You don't say how well you got on generally before you daughter's death. Certainly express no opinion as to how you view this new relationship.
I think, broadly it is OK to say 'I'm sure you realise that we are struggling a bit with this, but of course are here for you & the kids'
He probably won't suggest it yet, but if asked to meet the new 'someone' I think you should have a response ready. You may feel the need to meet her if she is spending time with the children. But I also think it OK to say 'Do you mind if we don't just yet - I think we need a bit longer'. Don't say it in a way that makes him feel bad, just to explain that is now you feel.
I'd like to add that I have known a good few of these relationships last and be very good for the children. That is not what is on your mind now, but your grandchildren need you to keep things on an even keel.
Exactly this. Nanarose explains my thoughts far better than I could.

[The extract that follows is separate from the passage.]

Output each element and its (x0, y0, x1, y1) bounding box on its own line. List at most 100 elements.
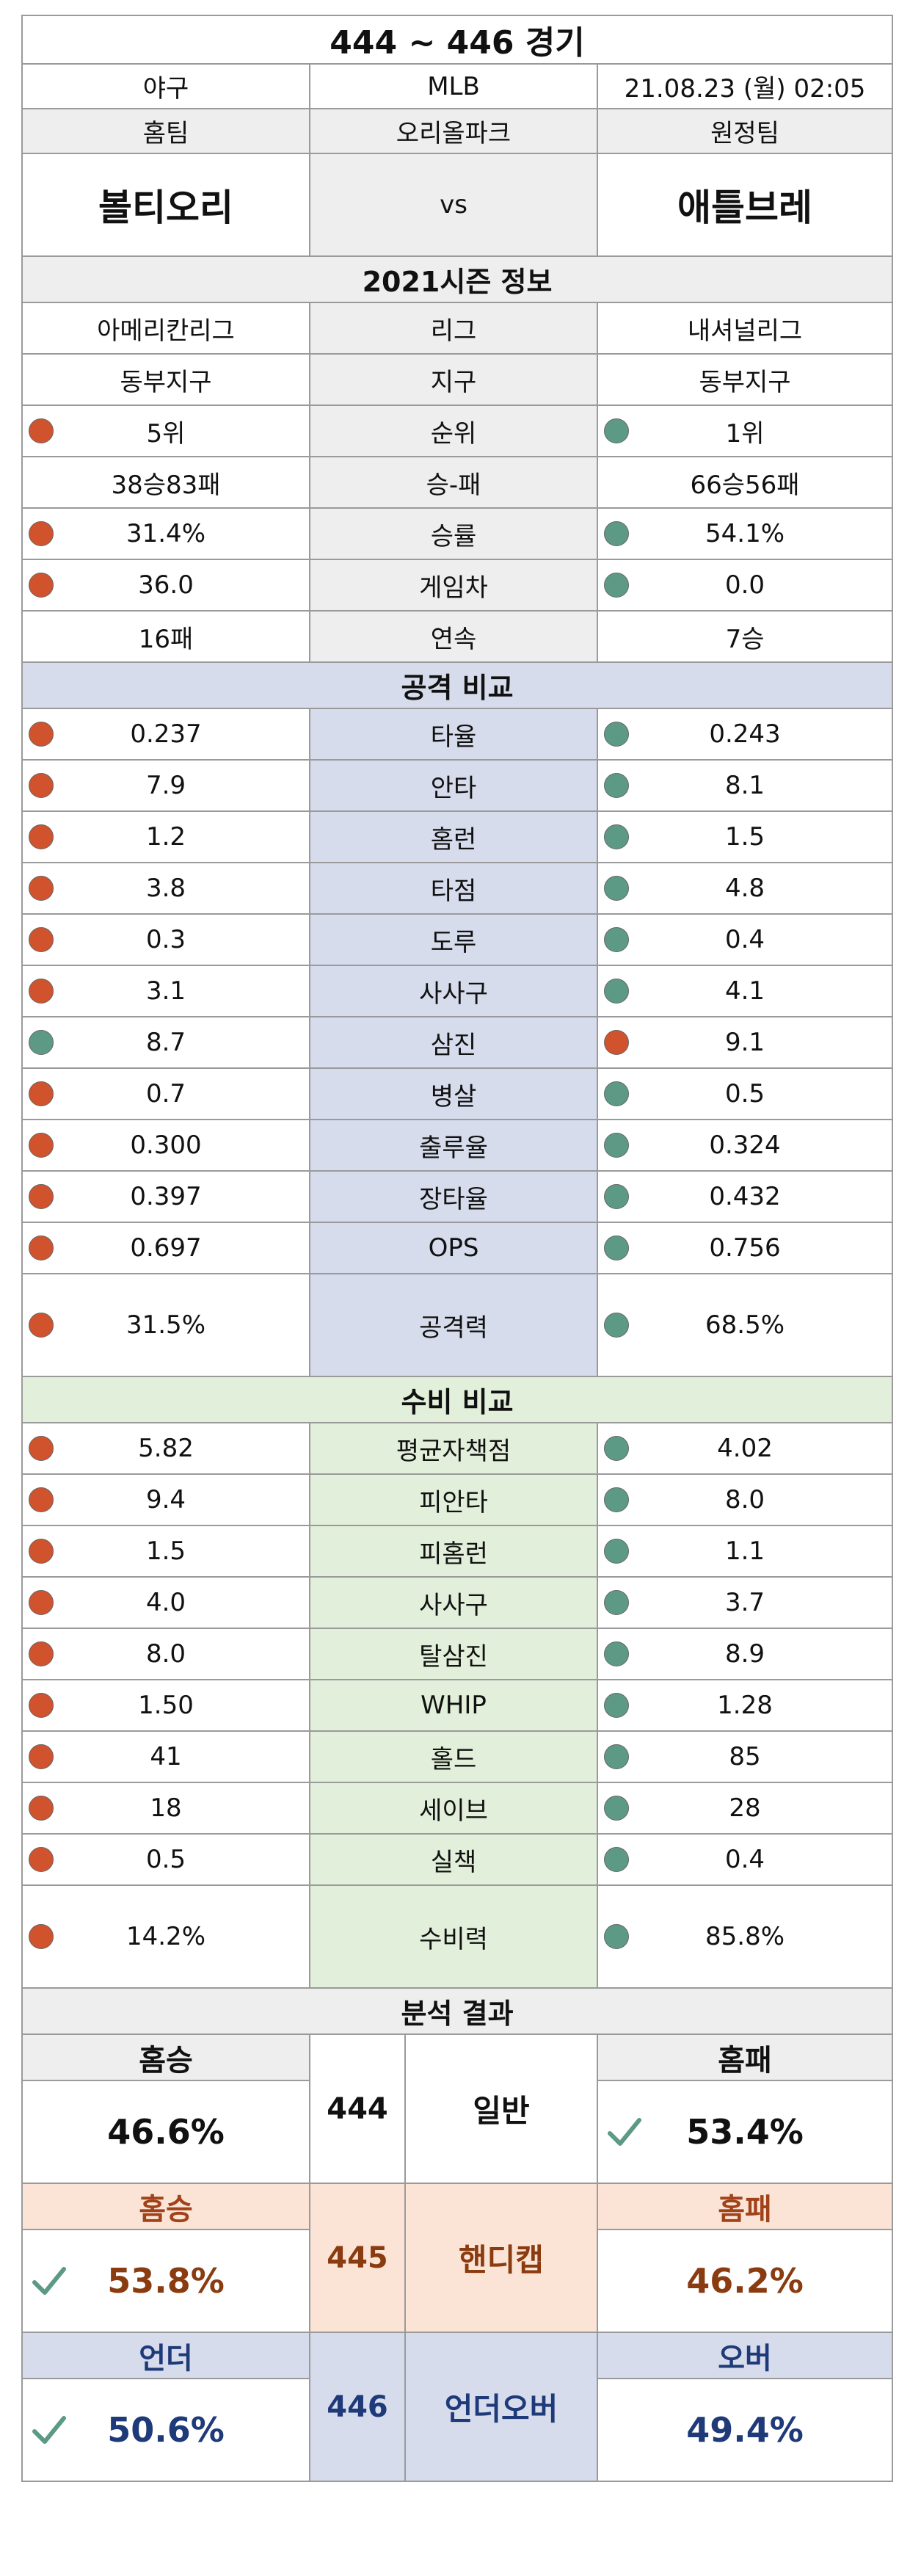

I will add though, as a child who lost her mother far too young, my father remarried quickly. The maternal family (and my mothers friends) we remained in contact with, were the ones who supported my new reality. The ones who accepted the new status quo. The ones who let me lead on if we talked about my mother or not. There were very lovely adults who I loved dearly who let me know with actions that I was grieving improperly and being cruel to my mother by accepting my stepmother. We let those friendships fade. My stepmother tried to befriend these women, but their grief was too entrenched. Their love my my mother not strong enough to see how the children thrived without her.
Feel your grief. It’s real and normal and natural. But be aware of how it impacts children.